Taille de pierre, coups de pelle, tassage de sable, gâchage de mortier… Les 13 agents du chantier d’insertion du Syndicat mixte des gorges du Gardon(1) s’affairent. Cela fait quelques semaines qu’ils ont commencé la construction d’une lavogne, sorte de bassin artificiel qui servira d’abreuvoir aux troupeaux de brebis circulant sur le camp des Garrigues, situé à proximité du village de Poulx (Gard) et devenu un terrain militaire depuis la Seconde Guerre mondiale. Par moments, le bruit est assourdissant. Magali Bauza, la chef de chantier, passe d’un ouvrier à l’autre pour donner des consignes. Il y a quelques mois encore, ces agents – pour la plupart, des personnes orientées par un référent RSA (revenu de solidarité active) ou un assistant de service social – n’avaient jamais réalisé de travaux de maçonnerie. Aujourd’hui, leur revient la tâche de restaurer le patrimoine en pierre sèche des paysages des gorges du Gardon.
Le syndicat mixte développe depuis 2007 les activités du chantier « Grand Site »(2). « Les salariés signent un contrat de six mois renouvelable une fois et entrent dans le dispositif début septembre pour les uns, début janvier pour les autres, avec des contrats de 26 heures par semaine subventionnés par l’Etat et le conseil général », explique Christophe Cavard, président du syndicat mixte et député (EELV) du Gard.

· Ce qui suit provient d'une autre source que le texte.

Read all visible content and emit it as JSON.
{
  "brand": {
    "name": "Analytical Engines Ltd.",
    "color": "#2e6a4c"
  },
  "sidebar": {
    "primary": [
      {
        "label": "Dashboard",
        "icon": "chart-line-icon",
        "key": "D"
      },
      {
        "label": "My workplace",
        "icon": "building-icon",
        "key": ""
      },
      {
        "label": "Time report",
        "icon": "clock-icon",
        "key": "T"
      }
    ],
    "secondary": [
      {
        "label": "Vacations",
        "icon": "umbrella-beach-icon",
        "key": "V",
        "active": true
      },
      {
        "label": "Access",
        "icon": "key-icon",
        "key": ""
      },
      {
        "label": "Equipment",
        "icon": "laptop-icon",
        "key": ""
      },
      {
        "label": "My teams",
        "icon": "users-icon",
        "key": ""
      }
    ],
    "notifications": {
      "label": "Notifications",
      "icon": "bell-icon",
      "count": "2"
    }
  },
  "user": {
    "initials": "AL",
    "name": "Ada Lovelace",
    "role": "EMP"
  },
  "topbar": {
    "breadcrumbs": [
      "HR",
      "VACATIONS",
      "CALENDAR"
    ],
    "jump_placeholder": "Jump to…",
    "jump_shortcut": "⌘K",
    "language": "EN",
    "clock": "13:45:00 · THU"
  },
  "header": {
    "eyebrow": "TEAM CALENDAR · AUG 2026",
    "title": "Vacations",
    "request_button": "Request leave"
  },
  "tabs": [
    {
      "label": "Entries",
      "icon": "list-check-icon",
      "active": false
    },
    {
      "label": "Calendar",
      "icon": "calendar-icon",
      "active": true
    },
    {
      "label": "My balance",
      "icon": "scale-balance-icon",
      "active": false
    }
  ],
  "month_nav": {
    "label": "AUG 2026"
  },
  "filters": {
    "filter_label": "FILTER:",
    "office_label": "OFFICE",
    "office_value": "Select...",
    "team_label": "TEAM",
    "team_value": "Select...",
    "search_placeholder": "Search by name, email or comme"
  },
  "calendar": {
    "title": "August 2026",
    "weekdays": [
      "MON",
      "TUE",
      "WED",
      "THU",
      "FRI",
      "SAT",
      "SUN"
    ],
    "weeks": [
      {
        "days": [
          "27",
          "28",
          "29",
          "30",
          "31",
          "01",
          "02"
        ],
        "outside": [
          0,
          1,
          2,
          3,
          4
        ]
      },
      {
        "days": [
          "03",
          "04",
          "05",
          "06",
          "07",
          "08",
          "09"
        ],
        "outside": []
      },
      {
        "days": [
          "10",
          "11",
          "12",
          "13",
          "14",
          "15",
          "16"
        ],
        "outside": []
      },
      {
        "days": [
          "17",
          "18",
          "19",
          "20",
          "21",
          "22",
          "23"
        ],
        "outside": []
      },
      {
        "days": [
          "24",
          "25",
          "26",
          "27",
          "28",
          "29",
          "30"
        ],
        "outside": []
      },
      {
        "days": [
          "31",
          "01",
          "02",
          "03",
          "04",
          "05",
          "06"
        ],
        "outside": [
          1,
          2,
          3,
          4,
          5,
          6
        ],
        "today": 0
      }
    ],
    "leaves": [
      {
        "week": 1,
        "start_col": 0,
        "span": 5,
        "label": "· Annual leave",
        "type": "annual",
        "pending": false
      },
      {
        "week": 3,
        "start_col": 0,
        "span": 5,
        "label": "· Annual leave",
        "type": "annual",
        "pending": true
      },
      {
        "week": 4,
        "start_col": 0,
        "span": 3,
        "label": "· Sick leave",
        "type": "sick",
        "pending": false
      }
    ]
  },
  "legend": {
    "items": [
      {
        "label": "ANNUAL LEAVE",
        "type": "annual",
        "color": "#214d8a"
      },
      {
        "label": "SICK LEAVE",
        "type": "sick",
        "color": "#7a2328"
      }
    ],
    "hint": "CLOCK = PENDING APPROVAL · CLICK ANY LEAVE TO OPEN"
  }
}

Alors même que le public qui travaille sur le chantier est souvent au chômage de longue durée, cet ancien éducateur spécialisé se félicite du taux de « sorties positives » (retour à l’emploi de transition ou durable, entrée en formation) de près de 45 %, quand la moyenne nationale pour les ateliers et chantiers d’insertion (ACI) dépasse à peine 38 % (chiffres 2008 du réseau Coorace). « Il faut dire qu’on offre du travail sur un chantier valorisant. Ce qu’ils sont en train de faire, une fois qu’ils auront terminé, est une œuvre qui restera dans le temps et qu’ils pourront montrer à leurs proches. La fierté de participer à la mise en valeur de ces sites les rebooste. Mais la réinsertion tient aussi beaucoup à l’accompagnement social très individualisé. »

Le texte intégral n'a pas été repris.